The Sir Winston Churchill Society of Calgary is a registered charitable society, founded in 1966 by the then-publisher of the Calgary Herald, Frank Swanson and Vera Swanson. Mr. Swanson was a Canadian war correspondent when he met Vera, who was born in Great Britain, and who would serve as his driver for a time, eventually marrying him and moving together to Canada after the war.

The Sir Winston Churchill Society of Calgary is the sponsor of the annual Sir Winston Churchill High School debates and Mount Royal Moot Court debates. Bursaries are awarded to debate winners in both events. In addition to currently hosting socials and an annual dinner to commemorate the memory of Sir Winston Churchill, the Society will soon hold an annual contest with awards for students for student-produced videos of recitations of a famous Churchill speech.

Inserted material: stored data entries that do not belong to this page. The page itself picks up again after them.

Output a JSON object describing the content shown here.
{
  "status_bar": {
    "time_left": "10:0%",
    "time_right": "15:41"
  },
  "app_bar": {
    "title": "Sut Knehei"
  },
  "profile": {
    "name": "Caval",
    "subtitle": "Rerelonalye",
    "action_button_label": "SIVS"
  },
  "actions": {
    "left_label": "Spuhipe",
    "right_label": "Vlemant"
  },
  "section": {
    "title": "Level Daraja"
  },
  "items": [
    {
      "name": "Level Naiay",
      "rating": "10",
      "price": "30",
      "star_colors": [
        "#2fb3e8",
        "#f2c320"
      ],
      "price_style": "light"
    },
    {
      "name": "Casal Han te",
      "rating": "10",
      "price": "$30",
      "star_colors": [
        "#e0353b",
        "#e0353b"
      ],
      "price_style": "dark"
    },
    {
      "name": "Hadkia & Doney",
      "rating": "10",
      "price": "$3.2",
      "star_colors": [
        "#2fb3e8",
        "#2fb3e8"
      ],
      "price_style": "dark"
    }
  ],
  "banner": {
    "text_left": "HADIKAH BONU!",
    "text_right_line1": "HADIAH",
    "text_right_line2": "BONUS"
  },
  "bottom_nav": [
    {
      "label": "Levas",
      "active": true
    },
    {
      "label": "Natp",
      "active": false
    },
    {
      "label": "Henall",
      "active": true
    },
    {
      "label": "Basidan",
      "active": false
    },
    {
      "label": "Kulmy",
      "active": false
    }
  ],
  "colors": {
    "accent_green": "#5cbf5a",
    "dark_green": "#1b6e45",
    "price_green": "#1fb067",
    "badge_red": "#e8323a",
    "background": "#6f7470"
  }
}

A registered charity, the Society’s mission statement is as follows:
The Sir Winston Churchill Society promotes students’ facility in the use of the spoken and written word emphasizing oratorical and communication skills as exemplified by the debates, speeches and writings of Sir Winston Spencer- Churchill.
The Society also exists to preserve and promote the legacy of Sir Winston Spencer-Churchill, including his achievements in the face of tyranny and the preservation of freedom, and in so doing commemorate his leadership and achievements.